As with dark matter, I think inflation is the most likely thing that happened, but I will change my mind if it is disproven.

I find it so quaint that you're so "trusting" when it comes to handwaves from astronomers about dark sky entities and (now dead) inflation genies created by one man's overactive imagination, yet you're "unsure" about God.

Wow.

Talk about blind faith. I"m not sure my personal "faith" in science or religion was ever that "strong and pure".
I hope you realize that Alan Guth started the "inflation" religion by himself, without any scientific precedent whatsoever. His dead sky god is forever beyond the scope of "empirical physics" because it's A) now dead and gone by design, and B) Guth's original inflation theory was in fact falsified.
The problem is that the inflation DOGMA, outlives any falsification process. It's now taken on a metaphysical life of it's own with more than a dozen "new and improved" metaphysical brands to choose from to fit ANY observation.
The term "dark matter" is actually mainstream lingo/code for "yes we know our models don't match observation, so "dark sky god did it". Their models are flawed and they are simply too arrogant and too proud to fix them.
I'm sure Stars don't fit in labs either, but we have knowledge of them.
We don't have much "knowledge" about them, just "theories" about them that change over time.
I knew that they were saying it was some small number like that.
It's quite "pitiful" IMO. I hesitate to even call it a real "theory" actually since it only actually "explains" 4% of the universe. How is that even a "good" theory?
If you had asked me that half a year ago I might have said yes. It seems I have almost lost the fight to keep my faith though.
It sounds to me like you put you "faith" in some misconceptions, much like you're doing with inflation right now.
Not nearly as dramatic as I once imagined it might happen.
For me at least the journey from "Bad dogma theist" to "atheist" was gradual but steady, as was the conversion from atheism back to theism, and eventually to a form of "Christianity" that was quite unlike the one I was handed by my church. It was more of a "slow but steady learning process" at each step along the journey, at least for me.
I do wish there was a God.
You happen to be in luck.
What caused the Big Bang... I don't know.
I was hoping by now you might actually realize that it's possible that no "bang" ever occurred at all, but alas you're not quite an "agnostic" on that topic I see.
You say this as if scientists think dark matter has been proven just as much as relativity.
That is because they constantly attempt to use a kludged and butchered version of GR to support their claims. The version of GR that they use today is the version that Einstein referred to as his 'greatest blunder', and he didn't do the stuff they do with it.
I would be surprised if that was the case. I don't find it strange at all that we know nothing about the thing we know nothing about (dark matter).
But you expect all humans to agree on the topic of God?
I'm still not sure why you think you are the position to assess such a thing. I mean, whether any particular theory is legitimate or not.
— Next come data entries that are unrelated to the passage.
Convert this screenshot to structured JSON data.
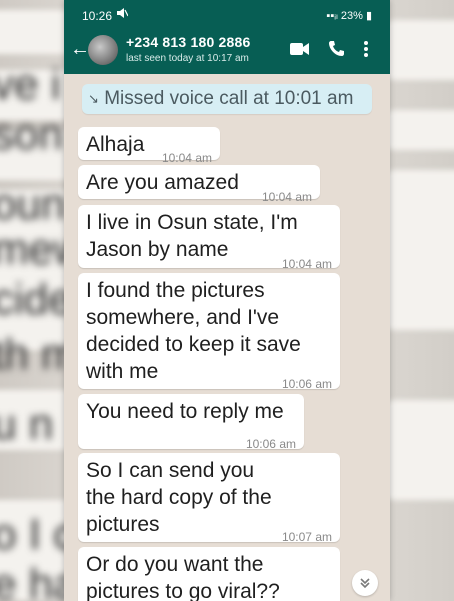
{
  "status_bar": {
    "time": "10:26",
    "battery": "23%"
  },
  "header": {
    "contact_name": "+234 813 180 2886",
    "last_seen": "last seen today at 10:17 am"
  },
  "system_message": {
    "text": "Missed voice call at 10:01 am",
    "icon": "missed-call-icon"
  },
  "messages": [
    {
      "text": "Alhaja",
      "time": "10:04 am"
    },
    {
      "text": "Are you amazed",
      "time": "10:04 am"
    },
    {
      "text": "I live in Osun state, I'm\nJason by name",
      "time": "10:04 am"
    },
    {
      "text": "I found the pictures\nsomewhere, and I've\ndecided to keep it save\nwith me",
      "time": "10:06 am"
    },
    {
      "text": "You need to reply me",
      "time": "10:06 am"
    },
    {
      "text": "So I can send you\nthe hard copy of the\npictures",
      "time": "10:07 am"
    },
    {
      "text": "Or do you want the\npictures to go viral??",
      "time": ""
    }
  ],
  "colors": {
    "header": "#075e54",
    "chat_bg": "#e6ddd4",
    "bubble": "#ffffff",
    "system_bubble": "#d7eef4"
  }
}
I was 9 when we landed men on the moon, and astronomy has been my passion since then. I've got more than 30 years of efforts under my belt and I've spent the last 7 years debating astronomers in cyberspace over these issues. I know the ins and out of the issues and the personalities in cyberspace as well.
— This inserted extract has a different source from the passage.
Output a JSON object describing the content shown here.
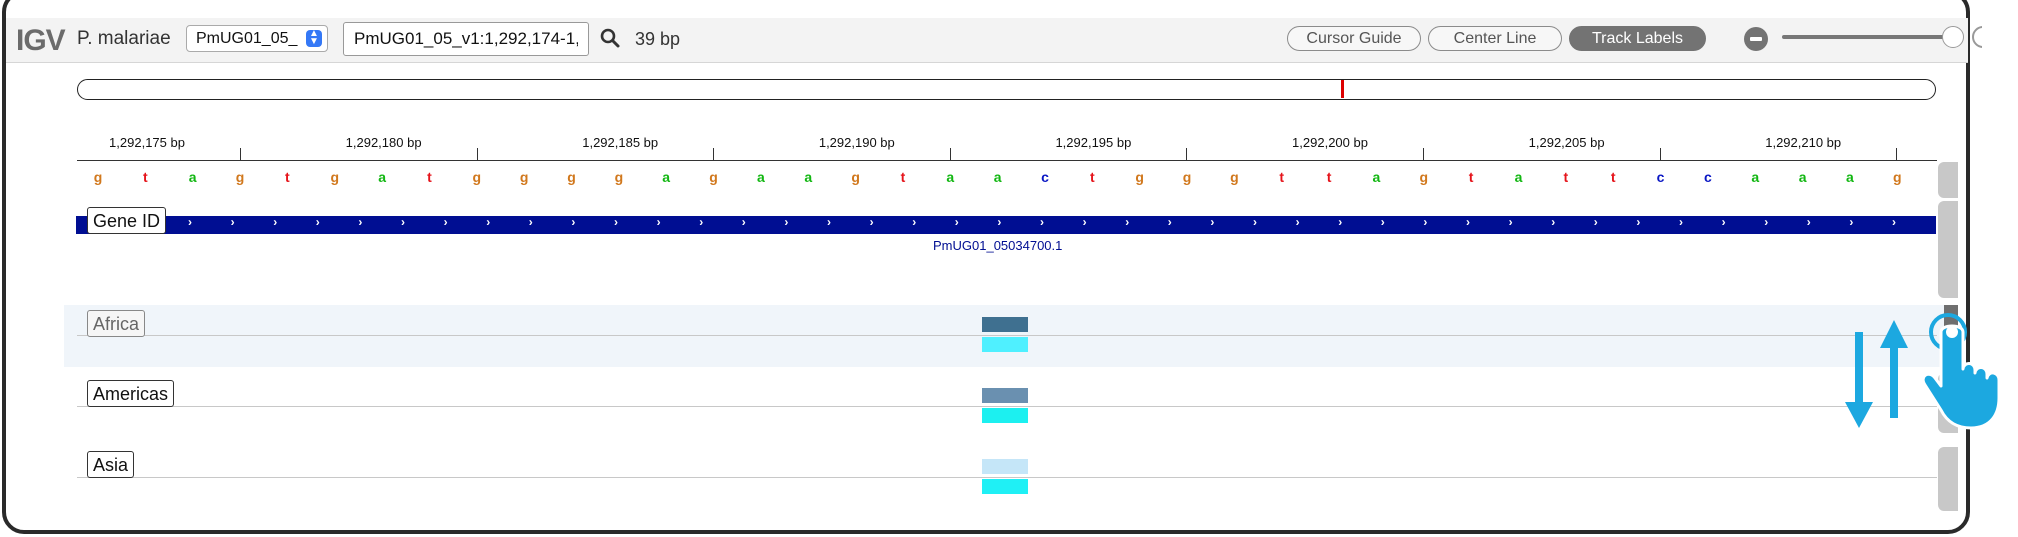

Nothing can really disprove God. I don't know what could disprove dark matter.
Ah, but if it's not falsifiable is it actually a form of "science"?
Philosophy, rather than science, has been my reading for the last few years, so my science knowledge has dropped off a bit.
Dark matter is mostly a philosophical argument based upon the premise that their models are all "correct and perfect" and without blemish. If you don't buy their dogma about how wonderful their galaxy mass estimation techniques work, the dark matter argument falls COMPLETELY apart.
Inflation was definitely a "philosophical" argument since it's A) never existed since humans have existed even if Guth was right, a B) Guth had no scientific precedent for even dreaming up the idea in the first place.
Dark energy is certainly a philosophical argument because like all the other dark/invisible stuff of mainstream theory, it fails miserably to show up in any lab on Earth.
You're actually doing fine by studying philosophy. It applies to lots of topics.
Well according to the all wise Wikipedia there are reasons for rejecting tired light theory.
Ya, but all of those "reasons" were addressed by those papers I cited.
To answer this properly I would need to understand both properly. I don't so I can't.
That isn't really unusual. What is unusual is that in one case you go AGAINST the consensus (not a theist), whereas in the other case you "assume the masses are right". There is no "scientific method" that demonstrates that "dark energy" is anything other than an Epic sized example of metaphysical gap filler designed specifically to save one otherwise falsified cosmology theory.
I'm going to have to break my response up into a few posts so I'll stop here for the time being.